Nicolas Sarkozy et la justice
La condamnation de Nicolas Sarkozy à cinq ans de prison ferme (assortie d’une exécution provisoire de la peine) a fait couler beaucoup d’encre.
Et à juste titre : c’est en effet la première fois qu’un ancien président est condamné à de la prison ferme – et cette « première » est symptomatique de notre effondrement.
Cependant, les commentateurs ne prouvent rien à force de vouloir trop prouver et se partagent en deux chœurs opposés, l’un clamant l’innocence de l’ancien chef d’État, l’autre l’impartialité de la justice.
Malheureusement, il est tout à fait possible (et même assez vraisemblable) que les deux slogans soient aussi faux l’un que l’autre.
Commençons par Nicolas Sarkozy. Je n’ai évidemment aucun élément me permettant de conclure à sa culpabilité ou à son innocence, toutefois je note que le vrai scandale libyen de la présidence Sarkozy n’est pas le financement réel ou supposé de sa campagne électorale, mais l’instauration du chaos qui permet à un vaste marché aux esclaves de se tenir à quelques centaines de kilomètres des côtes européennes.
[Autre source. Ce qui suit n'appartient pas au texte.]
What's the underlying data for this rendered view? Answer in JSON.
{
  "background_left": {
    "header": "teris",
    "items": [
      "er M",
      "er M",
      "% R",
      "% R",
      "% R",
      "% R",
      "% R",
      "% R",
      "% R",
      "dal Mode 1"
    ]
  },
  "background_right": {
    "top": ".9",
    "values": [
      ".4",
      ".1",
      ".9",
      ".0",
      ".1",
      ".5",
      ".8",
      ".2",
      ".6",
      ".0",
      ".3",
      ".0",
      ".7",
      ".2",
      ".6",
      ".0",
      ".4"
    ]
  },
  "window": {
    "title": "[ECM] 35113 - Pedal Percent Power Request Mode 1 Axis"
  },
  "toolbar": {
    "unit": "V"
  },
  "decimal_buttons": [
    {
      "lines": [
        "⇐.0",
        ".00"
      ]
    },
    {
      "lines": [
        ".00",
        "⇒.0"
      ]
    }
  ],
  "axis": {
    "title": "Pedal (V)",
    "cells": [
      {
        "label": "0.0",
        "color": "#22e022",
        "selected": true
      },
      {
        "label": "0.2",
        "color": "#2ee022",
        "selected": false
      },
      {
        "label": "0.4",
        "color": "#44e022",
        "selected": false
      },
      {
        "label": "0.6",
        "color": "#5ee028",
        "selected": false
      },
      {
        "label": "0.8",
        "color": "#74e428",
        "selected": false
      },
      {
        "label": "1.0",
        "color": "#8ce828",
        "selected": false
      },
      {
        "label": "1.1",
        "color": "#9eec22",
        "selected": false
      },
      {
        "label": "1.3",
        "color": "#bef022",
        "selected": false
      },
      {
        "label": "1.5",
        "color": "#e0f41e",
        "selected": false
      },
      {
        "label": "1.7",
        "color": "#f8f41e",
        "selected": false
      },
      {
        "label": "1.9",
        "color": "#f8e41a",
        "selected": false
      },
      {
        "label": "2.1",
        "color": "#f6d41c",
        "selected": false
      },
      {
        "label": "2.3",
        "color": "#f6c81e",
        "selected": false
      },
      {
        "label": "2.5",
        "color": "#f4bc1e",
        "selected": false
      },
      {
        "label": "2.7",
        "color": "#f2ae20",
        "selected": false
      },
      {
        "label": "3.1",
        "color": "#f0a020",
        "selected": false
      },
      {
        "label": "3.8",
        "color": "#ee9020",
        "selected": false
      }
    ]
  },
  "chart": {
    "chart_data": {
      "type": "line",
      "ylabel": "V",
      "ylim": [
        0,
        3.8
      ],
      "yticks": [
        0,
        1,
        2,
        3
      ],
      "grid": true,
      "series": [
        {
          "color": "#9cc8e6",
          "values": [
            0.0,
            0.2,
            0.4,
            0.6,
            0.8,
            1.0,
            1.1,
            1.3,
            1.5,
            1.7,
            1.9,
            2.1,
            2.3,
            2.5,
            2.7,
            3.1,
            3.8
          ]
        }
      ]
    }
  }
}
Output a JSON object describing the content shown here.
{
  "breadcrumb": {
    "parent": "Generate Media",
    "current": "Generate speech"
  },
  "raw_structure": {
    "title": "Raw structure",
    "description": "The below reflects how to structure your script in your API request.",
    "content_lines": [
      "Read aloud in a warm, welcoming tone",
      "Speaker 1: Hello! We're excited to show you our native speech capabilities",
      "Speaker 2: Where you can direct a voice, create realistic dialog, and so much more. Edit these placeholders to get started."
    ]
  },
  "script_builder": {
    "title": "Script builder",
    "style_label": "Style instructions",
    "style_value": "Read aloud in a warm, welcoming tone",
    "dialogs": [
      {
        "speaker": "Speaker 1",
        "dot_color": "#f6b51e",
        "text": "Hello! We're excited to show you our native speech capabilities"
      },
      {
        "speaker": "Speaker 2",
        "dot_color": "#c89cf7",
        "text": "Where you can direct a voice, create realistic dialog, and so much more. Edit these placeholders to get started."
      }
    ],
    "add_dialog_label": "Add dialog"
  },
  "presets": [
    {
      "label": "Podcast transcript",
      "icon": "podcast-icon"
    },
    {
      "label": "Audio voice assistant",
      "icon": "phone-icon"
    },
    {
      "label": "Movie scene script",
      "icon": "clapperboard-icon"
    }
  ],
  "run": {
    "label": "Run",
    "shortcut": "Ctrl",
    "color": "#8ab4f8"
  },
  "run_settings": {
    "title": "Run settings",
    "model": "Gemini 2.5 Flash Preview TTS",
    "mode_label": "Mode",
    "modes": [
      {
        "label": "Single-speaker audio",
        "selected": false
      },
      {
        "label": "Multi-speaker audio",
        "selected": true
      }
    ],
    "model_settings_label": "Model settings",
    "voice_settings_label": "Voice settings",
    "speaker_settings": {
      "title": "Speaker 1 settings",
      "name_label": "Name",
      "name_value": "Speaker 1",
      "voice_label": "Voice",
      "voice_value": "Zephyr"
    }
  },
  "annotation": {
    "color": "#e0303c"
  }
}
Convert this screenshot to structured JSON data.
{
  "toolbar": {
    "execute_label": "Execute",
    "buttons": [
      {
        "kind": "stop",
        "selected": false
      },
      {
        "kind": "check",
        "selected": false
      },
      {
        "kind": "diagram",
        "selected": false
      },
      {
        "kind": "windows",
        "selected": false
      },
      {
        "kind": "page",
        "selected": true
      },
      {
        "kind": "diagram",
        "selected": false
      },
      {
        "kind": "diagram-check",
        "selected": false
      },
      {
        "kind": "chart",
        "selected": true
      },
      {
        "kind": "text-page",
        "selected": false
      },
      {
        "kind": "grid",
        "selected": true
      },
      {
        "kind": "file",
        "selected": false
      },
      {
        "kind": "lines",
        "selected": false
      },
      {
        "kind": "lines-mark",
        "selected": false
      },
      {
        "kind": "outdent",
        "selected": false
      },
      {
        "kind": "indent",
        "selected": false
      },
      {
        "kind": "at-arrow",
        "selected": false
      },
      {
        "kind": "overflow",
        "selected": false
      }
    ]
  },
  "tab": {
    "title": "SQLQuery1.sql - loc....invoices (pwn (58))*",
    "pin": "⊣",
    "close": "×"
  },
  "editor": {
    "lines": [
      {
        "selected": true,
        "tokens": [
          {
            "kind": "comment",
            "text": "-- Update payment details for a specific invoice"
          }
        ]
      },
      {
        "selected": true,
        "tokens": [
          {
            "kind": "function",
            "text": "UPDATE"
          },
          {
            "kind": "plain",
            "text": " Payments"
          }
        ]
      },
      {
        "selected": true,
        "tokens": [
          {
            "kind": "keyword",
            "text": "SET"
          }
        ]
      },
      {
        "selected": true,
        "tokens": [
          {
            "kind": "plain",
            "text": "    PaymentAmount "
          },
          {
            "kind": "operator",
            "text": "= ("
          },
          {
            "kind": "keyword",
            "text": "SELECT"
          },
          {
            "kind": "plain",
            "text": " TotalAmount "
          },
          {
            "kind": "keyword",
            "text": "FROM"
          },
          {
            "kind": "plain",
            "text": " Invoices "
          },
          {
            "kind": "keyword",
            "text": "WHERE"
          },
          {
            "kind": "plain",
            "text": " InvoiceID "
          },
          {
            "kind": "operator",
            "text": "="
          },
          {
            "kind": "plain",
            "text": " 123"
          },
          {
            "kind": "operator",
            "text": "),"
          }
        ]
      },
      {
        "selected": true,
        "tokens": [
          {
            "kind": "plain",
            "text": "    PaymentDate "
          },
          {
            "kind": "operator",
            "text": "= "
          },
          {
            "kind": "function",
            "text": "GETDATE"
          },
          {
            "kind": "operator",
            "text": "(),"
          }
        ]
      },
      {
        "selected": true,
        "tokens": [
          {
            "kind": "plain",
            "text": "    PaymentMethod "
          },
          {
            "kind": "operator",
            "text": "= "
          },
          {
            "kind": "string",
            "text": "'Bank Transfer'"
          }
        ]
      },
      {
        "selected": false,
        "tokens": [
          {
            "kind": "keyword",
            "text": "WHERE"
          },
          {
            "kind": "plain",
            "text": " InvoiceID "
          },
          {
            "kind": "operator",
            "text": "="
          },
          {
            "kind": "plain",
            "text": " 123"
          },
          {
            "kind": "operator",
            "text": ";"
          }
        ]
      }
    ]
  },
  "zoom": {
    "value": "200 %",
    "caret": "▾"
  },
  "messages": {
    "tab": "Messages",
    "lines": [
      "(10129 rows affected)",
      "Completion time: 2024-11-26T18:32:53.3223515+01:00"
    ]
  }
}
Par ailleurs, je doute qu’il soit possible de gagner une élection présidentielle en respectant le Code électoral. Là non plus, je n’ai aucun élément pour affirmer si Nicolas Sarkozy a violé ou non la loi électorale mais je rappelle que le plafond des dépenses, pour les candidats de 2e tour, est de l’ordre de 22 millions d’euros – et je ne vois absolument pas comment on peut mener une campagne victorieuse avec ce genre de budget (qui permet tout juste de financer une demi-douzaine de meetings importants).
Bref, je ne crois pas que Nicolas Sarkozy soit une innocente victime persécutée par des juges qui lui en voudraient sans raison.
Mais l’inverse n’est pas plus crédible. D’abord, on ne voit aucune raison à l’exécution provisoire de la peine – si ce n’est la volonté de puissance du juge.
Il est évident que Nicolas Sarkozy n’allait pas récidiver ni s’enfuir. Et, hormis ces deux cas, on ne voit pas bien à quoi pourrait bien servir cette exécution provisoire.
Il est par ailleurs curieux d’assumer tranquillement de condamner sans preuve. Et la condamnation même est étrange : Nicolas Sarkozy est relaxé des chefs de recel de détournement de fonds publics et de financement illégal de campagne, mais reconnu coupable d’association de malfaiteurs. Or, si association de malfaiteurs il y a eu dans cette affaire, c’était évidemment pour financer illégalement une campagne électorale : si le juge avait de quoi le condamner sur un chef d’inculpation, on s’étonne qu’il n’ait pas eu la matière pour les autres.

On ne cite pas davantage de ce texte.